Le prix de vente des “Jumbo Jets” semblait défavorable comparé
à celui de la location des “Airbus”. Elle avait pour but de renflouer
les caisses de la MEA en situation peu brillante. Mais le besoin financier
peut-il, à lui seul, justifier cette vente? D’autant plus que pour
la B.D.L., principal actionnaire de la M.E.A., tout gaspillage caractérisant
les transactions est considéré comme un gaspillage de “biens
publics”.
LA BALLE DANS LE CAMP DE LA BANQUE CENTRALE
Les investigations effectuées par le chef de la brigade criminelle
sous la supervision du procureur général, Adnane Addoum ont
permis, dit-on, jusque-là, de dégager certains fils conducteurs
et de cerner les responsabilités. On attend, à présent,
les résultats de l’enquête.
Ce dossier brûlant risque-t-il de connaître le même
sort que tant d’autres?
Quoi qu’il en soit, un fait est certain: la balle est maintenant dans
le camp de la Banque du Liban.
A ce titre, la BDL avait approuvé le plan triennal (97, 98,
99), mis au point par la société après avoir porté
son capital à 125 millions de dollars, afin de permettre à
la MEA de se restructurer, de moderniser sa flotte et de la faire passer
d’une compagnie n’ayant eu que des pertes depuis des années, à
une société capable de réaliser des bénéfices
à partir de 1999.
La Banque centrale est venue, aussi, récemment au secours de
la MEA payant pour elle un emprunt de 14 millions de dollars qu’elle avait
fait auprès des banques Audi et du Crédit Libanais et étant
venu à échéance en août 97.
La MEA espérait rembourser cette dette par la livraison du premier
“Jumbo Jet” vendu à la compagnie américaine, mais il y a
eu un retard dans cette livraison à cause de certaines réparations
à effectuer sur l’appareil.
QUE RÉSERVE L’AVENIR À LA MEA?
Quelles mesures compte donc adopter la Banque du Liban face à
cette grave crise que traverse la MEA?
A Londres, les avocats de la MEA mènent devant la Chambre de
Commerce de la capitale britannique - qui constitue selon une clause du
contrat, l’autorité d’arbitrage en cas de conflit entre les deux
parties - des pourparlers loin des feux de la rampe, en vue d’obtenir la
résiliation du contrat entre la MEA et la “Singapor Airlines”.
A Beyrouth, la Banque Centrale n’a toujours pas décidé
de se porter partie civile contre les personnes susceptibles d’avoir encaissé
des commissions dans le cadre de ce contrat.
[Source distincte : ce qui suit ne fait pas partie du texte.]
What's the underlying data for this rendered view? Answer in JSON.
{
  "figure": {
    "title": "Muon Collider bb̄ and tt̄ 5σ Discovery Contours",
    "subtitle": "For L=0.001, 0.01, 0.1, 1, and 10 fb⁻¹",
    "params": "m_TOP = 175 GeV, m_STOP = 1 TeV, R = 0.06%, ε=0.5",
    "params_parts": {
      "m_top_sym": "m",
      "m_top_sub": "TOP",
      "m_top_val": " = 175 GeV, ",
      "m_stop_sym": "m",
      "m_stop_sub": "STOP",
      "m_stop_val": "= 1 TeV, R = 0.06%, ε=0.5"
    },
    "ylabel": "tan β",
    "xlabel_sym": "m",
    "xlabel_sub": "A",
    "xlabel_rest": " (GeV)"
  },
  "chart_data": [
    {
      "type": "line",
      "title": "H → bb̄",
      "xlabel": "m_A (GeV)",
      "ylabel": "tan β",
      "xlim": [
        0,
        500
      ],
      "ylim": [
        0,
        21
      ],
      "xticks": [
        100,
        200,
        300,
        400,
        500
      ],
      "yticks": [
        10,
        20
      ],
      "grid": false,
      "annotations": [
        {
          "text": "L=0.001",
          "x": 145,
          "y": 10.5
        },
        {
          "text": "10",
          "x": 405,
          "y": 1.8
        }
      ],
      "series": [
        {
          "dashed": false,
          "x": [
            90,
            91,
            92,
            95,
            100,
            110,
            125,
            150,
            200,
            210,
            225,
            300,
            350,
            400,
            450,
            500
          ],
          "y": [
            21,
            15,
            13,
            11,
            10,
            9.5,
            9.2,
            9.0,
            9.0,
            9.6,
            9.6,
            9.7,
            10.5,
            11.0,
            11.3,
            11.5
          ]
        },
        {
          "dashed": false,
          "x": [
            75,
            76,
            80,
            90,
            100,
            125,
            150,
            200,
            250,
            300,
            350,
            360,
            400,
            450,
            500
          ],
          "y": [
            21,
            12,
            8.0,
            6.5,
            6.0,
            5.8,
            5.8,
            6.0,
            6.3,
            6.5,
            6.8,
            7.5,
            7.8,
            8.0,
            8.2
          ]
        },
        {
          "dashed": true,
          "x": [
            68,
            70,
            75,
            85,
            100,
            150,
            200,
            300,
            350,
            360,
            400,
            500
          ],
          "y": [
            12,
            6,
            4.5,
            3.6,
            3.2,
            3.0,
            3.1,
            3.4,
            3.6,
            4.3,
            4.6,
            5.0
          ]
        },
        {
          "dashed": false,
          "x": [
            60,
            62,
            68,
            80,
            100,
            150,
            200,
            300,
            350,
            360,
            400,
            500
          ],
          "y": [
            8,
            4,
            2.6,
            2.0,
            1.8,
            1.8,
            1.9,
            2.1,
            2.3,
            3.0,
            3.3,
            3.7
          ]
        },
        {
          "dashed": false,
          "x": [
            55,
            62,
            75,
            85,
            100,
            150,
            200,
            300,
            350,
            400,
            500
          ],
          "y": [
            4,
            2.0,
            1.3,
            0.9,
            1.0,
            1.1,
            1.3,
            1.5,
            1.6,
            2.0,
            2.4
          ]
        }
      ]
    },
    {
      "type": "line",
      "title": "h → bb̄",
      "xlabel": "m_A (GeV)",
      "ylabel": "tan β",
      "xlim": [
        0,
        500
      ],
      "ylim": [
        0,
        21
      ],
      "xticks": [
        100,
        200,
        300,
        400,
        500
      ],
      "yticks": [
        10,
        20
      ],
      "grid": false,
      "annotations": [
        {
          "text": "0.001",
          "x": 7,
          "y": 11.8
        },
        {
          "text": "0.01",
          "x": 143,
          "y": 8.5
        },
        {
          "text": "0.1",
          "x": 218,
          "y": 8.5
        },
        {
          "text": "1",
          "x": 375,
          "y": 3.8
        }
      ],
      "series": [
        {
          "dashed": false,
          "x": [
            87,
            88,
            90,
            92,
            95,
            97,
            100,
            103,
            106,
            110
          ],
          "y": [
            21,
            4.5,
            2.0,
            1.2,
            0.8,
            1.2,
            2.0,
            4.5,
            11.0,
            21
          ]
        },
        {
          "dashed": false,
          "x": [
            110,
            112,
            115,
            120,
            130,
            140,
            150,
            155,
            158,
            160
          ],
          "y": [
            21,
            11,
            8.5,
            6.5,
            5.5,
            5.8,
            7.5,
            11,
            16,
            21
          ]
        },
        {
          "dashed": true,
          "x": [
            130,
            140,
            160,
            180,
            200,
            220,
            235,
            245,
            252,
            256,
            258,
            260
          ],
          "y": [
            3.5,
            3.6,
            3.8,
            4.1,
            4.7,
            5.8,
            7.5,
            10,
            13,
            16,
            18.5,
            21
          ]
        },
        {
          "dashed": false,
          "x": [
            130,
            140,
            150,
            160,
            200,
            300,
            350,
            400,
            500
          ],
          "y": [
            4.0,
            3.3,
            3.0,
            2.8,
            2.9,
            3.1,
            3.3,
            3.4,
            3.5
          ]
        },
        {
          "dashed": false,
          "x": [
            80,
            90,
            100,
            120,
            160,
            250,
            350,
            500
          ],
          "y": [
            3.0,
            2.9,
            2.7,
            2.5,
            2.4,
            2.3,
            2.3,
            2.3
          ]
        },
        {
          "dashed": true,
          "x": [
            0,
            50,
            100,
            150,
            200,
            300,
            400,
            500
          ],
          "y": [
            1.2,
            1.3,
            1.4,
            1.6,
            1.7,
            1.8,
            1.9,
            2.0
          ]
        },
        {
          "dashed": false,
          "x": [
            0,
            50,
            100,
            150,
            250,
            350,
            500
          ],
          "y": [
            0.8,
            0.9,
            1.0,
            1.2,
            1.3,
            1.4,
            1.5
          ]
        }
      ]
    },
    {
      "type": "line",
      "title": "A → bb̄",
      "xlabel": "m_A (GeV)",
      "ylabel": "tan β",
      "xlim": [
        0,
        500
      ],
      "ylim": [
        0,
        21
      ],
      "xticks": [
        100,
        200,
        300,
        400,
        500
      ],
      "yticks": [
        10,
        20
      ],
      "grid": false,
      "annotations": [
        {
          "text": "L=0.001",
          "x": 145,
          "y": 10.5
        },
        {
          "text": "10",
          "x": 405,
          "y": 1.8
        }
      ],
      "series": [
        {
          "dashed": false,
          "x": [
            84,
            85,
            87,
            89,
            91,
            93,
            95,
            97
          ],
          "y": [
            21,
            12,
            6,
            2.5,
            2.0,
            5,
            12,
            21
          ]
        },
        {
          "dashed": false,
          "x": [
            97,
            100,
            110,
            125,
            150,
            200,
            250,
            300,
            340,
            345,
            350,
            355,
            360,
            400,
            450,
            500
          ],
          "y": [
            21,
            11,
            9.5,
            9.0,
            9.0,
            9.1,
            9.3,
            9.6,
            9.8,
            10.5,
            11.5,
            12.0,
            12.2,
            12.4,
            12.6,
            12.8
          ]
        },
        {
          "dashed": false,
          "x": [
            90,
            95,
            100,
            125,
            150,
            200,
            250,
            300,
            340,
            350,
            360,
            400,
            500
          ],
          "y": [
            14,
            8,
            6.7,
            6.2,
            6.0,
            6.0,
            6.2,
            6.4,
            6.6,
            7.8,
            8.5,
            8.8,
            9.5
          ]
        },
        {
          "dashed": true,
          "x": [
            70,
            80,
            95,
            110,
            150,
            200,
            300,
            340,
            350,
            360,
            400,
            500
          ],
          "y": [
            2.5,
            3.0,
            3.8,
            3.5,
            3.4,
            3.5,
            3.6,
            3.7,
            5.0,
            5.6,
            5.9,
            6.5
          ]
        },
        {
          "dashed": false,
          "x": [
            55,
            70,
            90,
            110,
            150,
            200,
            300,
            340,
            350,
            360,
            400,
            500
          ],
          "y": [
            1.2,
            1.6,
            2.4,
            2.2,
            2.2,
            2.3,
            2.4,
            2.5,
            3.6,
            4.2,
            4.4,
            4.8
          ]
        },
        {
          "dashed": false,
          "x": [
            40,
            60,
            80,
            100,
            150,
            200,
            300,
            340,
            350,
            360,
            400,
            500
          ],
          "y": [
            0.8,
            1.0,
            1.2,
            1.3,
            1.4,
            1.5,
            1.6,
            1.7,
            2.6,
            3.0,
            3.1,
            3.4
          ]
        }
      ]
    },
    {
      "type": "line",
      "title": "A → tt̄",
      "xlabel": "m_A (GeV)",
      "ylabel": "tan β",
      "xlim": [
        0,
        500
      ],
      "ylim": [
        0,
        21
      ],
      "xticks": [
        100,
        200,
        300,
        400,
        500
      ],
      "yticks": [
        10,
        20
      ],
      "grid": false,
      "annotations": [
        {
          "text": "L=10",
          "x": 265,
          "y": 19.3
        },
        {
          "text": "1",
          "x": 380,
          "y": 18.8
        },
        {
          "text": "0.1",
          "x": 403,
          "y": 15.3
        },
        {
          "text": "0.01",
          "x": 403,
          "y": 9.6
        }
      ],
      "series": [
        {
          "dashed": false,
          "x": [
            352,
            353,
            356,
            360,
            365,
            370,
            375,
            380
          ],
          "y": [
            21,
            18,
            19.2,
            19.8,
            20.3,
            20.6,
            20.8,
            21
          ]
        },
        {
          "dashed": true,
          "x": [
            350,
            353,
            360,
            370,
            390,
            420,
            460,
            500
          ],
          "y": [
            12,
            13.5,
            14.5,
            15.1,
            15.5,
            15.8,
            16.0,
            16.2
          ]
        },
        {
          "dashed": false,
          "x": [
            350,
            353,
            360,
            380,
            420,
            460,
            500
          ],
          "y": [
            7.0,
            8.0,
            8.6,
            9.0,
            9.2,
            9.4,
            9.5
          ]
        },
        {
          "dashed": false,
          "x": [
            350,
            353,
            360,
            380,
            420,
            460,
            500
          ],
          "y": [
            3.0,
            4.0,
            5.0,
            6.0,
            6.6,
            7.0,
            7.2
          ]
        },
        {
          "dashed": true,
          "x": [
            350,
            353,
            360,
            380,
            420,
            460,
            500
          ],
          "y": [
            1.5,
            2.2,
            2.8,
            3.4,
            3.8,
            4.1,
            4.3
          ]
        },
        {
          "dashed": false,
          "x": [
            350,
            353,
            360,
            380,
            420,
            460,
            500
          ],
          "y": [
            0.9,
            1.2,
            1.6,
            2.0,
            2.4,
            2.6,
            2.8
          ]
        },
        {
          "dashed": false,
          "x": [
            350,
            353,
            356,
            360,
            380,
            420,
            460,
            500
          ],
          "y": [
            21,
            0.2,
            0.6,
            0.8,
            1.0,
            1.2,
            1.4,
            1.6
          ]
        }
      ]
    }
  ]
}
Car lorsqu’il s’agit de la
MEA, la banque se comporte comme une société commerciale
et le Parquet ne peut pas engager, spontanément, des poursuites.
Allons-nous en savoir davantage dans les jours à venir?
En somme, cette histoire de pot-de-vin aura été la goutte
d’eau qui remet en question l’avenir de notre compagnie nationale d’aviation.